Biblical Archaeology Review 41:2, March/April 2015

ReViews: Jewish Art vs. the Rabbis

Lee Levine’s imposing new volume takes the reader on a 2,000-year journey from Palestine to the Diaspora, tracing the visual cultures of Israelites to Judahites to Jews from the 13th century B.C.E. to the seventh century C.E. In almost 600 pages, Levine tackles issues as wide ranging as the role of art in the construction of Jewish identity, liturgy and ritual, aniconism, messianism, mysticism, to its polemical role in the face of neighbors, Canaanite and, later, Christian.
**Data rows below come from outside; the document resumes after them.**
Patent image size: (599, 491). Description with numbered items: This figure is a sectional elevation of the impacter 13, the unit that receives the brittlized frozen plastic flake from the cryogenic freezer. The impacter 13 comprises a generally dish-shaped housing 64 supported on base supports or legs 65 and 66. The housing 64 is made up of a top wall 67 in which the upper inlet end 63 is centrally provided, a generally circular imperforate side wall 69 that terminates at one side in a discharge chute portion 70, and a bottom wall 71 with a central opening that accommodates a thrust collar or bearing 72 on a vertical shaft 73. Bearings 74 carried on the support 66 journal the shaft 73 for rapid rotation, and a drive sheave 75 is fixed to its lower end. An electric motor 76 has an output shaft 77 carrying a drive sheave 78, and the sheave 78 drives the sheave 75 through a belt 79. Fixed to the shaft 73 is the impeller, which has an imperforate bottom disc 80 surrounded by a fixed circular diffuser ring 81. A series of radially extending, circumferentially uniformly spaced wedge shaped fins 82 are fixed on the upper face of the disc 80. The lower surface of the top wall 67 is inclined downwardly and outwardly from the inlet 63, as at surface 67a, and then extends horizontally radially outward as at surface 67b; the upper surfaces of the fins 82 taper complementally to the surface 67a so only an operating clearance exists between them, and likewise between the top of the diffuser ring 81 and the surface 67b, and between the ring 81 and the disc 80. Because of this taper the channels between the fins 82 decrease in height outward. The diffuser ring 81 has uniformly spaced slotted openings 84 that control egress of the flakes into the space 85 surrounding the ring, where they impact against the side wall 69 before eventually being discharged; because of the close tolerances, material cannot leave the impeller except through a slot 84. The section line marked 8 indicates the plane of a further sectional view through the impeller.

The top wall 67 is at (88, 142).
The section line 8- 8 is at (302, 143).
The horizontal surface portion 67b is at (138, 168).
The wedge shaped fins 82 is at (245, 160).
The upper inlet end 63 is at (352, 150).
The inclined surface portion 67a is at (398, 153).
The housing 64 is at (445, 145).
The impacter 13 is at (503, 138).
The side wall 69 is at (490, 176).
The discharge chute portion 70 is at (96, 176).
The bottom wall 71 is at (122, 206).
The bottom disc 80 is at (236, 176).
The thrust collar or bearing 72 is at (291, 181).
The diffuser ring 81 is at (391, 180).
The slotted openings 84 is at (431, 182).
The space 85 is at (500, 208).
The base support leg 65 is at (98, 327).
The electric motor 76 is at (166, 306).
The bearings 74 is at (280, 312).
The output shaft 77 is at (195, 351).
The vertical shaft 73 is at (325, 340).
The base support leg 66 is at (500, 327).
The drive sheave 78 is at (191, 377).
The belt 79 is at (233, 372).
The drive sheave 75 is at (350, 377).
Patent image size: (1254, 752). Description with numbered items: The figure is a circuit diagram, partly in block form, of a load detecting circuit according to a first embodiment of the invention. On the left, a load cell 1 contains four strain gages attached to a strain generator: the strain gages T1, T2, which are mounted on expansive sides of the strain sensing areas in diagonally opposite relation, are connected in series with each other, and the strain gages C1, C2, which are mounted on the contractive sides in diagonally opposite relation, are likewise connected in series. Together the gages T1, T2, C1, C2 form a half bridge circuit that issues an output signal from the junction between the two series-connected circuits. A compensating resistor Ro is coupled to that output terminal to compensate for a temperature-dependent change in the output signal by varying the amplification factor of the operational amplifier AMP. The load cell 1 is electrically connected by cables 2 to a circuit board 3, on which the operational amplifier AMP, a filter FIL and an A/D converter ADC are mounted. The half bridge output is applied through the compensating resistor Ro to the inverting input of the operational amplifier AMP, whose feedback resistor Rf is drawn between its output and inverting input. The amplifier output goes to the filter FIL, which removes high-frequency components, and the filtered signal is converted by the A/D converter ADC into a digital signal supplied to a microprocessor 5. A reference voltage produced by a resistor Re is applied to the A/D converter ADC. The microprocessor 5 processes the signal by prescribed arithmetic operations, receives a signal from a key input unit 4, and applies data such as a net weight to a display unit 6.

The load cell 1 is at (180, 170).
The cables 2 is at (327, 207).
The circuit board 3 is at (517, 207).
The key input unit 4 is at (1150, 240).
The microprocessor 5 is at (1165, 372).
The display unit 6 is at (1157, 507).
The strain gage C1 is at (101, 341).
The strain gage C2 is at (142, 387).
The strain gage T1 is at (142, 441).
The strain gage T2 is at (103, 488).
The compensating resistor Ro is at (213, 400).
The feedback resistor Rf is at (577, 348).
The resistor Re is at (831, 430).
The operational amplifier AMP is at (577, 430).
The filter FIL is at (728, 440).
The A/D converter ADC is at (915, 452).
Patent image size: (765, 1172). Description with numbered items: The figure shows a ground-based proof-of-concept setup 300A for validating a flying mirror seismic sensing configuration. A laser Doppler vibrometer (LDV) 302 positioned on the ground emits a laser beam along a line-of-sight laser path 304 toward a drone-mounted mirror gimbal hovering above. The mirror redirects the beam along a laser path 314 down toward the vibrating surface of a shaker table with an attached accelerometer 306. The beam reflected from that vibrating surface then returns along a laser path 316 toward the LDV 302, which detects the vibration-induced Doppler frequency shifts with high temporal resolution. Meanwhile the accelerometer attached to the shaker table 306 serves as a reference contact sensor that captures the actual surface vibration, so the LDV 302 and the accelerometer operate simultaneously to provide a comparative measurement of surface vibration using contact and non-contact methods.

Throughout, Levine works carefully and conservatively, giving voice to multiple perspectives and, for the most part, leaves it to the reader to choose sides in scholarly disagreements. He is a masterful compiler of data, synthesizing vast numbers of publications and excavation reports in a manner accessible to the layperson and academic reader alike.

In a number of exceptions, however, the author takes a stand, notably arguing for: the distinctive place Late Antiquity (third–seventh centuries C.E.) holds in the visual history of Judaism; the negligible role of the rabbis but the influential role of the Patriarchate in Jewish visual culture; the position of Ḥammat Tiberias as source/prototype for all Greco-Roman zodiac motifs throughout Late Antique Palestine; and the heterogeneous character of “Jewish art” that eludes universal or monolithic definition.